What if there was no news?

Were it not for freedom of information laws that guarantee public access to public records, there would likely be a great many blank newspaper pages like this one.

Nothing replaces a well-placed source, but journalists rely on statutes such as Michigan’s Freedom of Information Act to access documents that can reveal all kinds of truths government officials might not otherwise disclose. Just this month, The News used documents obtained through FOIA to discover that Hillman Community Schools had hired Heather Winfield as a substitute teacher even though Hillman officials were fully aware she’d been accused of an inappropriate relationship with a student in Alpena.

Without access to those documents, the public might never be aware of the apparent lapse in hiring protocols.

Such examples are why newspapers and other First Amendment advocates all across the country are now celebrating Sunshine Week, an annual event to fete FOIA laws and to call for further reforms to shine more light on the dark corners of our government.

Congress and legislatures around America passed public records laws after the Watergate scandal. The laws guarantee the public will have the chance to review most documents created with public resources, so taxpayers and voters can better understand the inner workings of their elected and appointed leaders and others paid with taxpayer money.

But the law has its limits, and is in need of reform. The Legislature has for years debated changes to the Michigan’s open records law, and we believe it is time to enact the following:

∫ Make FOIA less necessary. Technology available today makes it not only possible but relatively easy and cost-effective to make documents available online, and the Legislature should at least incentivize, if not require, local governments and school boards to automatically post online obviously public documents –things like contracts, check registers, policies, etc. –so the public can access them without the hassle of a formal FOIA request.

∫ Expand FOIA to cover the Legislature, governor’s office. Currently, the governor’s executive office and lawmakers are immune from FOIA. Gov. Rick Snyder voluntarily released a trove of emails related to the Flint water crisis that revealed missteps by several people in his administration, including some of his direct advisers. But there is nothing in Michigan’s law that would have forced him to make those records public, and he could have kept all of those secrets. That needs to change.

∫ Make the law tougher. There are certainly times when public disclosure of records does more harm than good. Releasing records in the midst of a police investigation, for example, can scare off witnesses or cause people to change their stories. But those situations should be the rare exception, not the norm. Current FOIA law exempts certain records from disclosure in certain situations, but the law also includes overly broad exemptions for things like “unwarranted invasion of privacy” that are open to interpretation. Public officials who want things hidden can abuse those exemptions to keep secrets they shouldn’t keep. The law should narrow the list of exemptions and leave it less open to interpretation.
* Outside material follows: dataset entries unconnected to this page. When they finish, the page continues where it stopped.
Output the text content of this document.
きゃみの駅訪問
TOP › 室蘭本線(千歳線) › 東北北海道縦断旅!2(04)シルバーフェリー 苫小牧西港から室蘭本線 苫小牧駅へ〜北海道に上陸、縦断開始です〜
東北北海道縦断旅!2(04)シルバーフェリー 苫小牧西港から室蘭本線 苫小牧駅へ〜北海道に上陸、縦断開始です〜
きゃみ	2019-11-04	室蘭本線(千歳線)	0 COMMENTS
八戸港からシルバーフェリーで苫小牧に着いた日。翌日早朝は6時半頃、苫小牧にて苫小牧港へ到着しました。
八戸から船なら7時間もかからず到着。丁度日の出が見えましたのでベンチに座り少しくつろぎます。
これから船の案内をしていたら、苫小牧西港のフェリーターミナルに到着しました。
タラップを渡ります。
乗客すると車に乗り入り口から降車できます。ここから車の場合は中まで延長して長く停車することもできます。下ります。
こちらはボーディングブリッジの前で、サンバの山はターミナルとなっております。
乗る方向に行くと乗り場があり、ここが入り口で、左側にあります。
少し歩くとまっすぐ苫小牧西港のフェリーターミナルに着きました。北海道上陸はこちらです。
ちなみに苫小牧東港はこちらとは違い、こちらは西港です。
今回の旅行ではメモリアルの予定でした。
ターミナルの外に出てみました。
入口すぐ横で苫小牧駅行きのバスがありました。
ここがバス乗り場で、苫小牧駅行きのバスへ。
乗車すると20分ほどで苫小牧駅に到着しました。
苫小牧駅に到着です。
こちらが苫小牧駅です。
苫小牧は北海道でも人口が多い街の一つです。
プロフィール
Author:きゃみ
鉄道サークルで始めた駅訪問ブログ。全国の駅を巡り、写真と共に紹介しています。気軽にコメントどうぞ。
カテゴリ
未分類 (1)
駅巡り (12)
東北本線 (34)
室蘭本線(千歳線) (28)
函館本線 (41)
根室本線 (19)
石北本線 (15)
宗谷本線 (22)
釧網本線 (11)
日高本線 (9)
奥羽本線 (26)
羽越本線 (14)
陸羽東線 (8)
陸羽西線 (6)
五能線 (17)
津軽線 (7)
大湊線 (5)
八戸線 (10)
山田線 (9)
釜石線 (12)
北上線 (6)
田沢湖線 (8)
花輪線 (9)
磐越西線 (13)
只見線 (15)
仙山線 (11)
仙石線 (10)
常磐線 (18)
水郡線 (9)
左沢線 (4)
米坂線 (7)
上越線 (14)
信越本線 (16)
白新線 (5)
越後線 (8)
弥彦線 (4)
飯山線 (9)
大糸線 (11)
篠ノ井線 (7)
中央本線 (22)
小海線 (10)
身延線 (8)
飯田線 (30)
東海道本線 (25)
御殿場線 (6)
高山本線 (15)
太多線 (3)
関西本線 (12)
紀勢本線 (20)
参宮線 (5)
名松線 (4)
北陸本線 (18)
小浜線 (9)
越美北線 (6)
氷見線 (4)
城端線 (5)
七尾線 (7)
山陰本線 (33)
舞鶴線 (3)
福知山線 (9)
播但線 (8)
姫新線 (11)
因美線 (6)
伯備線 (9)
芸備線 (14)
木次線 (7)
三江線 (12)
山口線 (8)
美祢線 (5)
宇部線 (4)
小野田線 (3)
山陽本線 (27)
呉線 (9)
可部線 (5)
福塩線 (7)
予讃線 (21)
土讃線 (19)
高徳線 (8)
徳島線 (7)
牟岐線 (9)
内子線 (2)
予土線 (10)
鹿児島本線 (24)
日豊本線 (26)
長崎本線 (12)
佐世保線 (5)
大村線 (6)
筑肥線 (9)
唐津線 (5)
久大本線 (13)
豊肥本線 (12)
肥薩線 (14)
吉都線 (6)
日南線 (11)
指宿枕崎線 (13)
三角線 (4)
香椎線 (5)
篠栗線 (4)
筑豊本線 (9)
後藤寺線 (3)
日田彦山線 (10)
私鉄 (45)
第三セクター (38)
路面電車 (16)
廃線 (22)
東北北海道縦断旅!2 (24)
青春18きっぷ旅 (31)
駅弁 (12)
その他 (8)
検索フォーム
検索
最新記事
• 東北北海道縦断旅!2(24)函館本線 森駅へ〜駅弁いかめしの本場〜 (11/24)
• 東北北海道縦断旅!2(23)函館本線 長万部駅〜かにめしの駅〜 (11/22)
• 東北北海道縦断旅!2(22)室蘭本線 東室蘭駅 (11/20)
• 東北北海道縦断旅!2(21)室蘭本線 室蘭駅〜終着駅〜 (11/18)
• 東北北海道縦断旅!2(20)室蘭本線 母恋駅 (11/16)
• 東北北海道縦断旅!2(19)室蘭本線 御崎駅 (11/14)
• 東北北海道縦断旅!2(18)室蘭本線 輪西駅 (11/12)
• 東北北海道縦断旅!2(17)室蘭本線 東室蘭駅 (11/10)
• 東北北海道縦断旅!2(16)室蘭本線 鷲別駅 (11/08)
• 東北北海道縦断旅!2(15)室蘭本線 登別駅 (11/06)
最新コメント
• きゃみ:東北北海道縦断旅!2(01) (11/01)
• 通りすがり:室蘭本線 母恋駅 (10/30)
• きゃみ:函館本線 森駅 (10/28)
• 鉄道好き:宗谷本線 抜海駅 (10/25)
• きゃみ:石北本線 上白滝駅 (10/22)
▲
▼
Also, the Legislature should clarify when a police investigation is considered closed. Too often, law enforcement withholds investigatory records, citing an “ongoing investigation” on the chance that some new information might come to light, even after a court case is well underway. The Legislature should explicitly say how long law enforcement can hold on to records under the “ongoing investigation” exemption.

∫ Put on a clock. Currently, FOIA gives public officials a maximum 15 business days to tell someone seeking documents whether their request is approved and to provide an estimate of how much it will cost for the government to produce those records. After that, however, there is no firm limit on how long the government has to hand over the records. Michiganders often wait weeks, months, even years for documents to be produced. Sometimes, the government intentionally slow-foots release to serve its own purposes. The Legislature should end that by putting a clock on how long the government has to hand over documents that have already been paid for.

The current law says documents should be handed over in a “reasonable” amount of time, but the only recourse for Michiganders who feel they’ve waited unreasonably long is to sue the government in circuit court. Which brings us to our final point.

∫ Take the burden off the public. Under current law, Michiganders who feel they’ve been wronged in some way under FOIA –that they were inappropriately denied, were charged too much, or that documents are taking too long to produce –typically have one chance to appeal to the governing board of whatever government is handling the request. If the requester doesn’t like that decision, he or she must sue in circuit court. If the requester is ultimately successful in that suit, a judge can order the government to pay the requester’s legal fees on the case, but the wronged Michigander must have the money and know-how upfront to take the case to court in the first place. That is an undue burden. The public shouldn’t have to fight for access to public records. We would encourage Michigan to adopt a system similar to Illinois, where an independent third party in the state attorney general’s office considers FOIA appeals and issues opinions to settle disputes.

This Sunshine Week, we encourage the Legislature to take on these reforms and to illuminate the dark corners of the people’s government.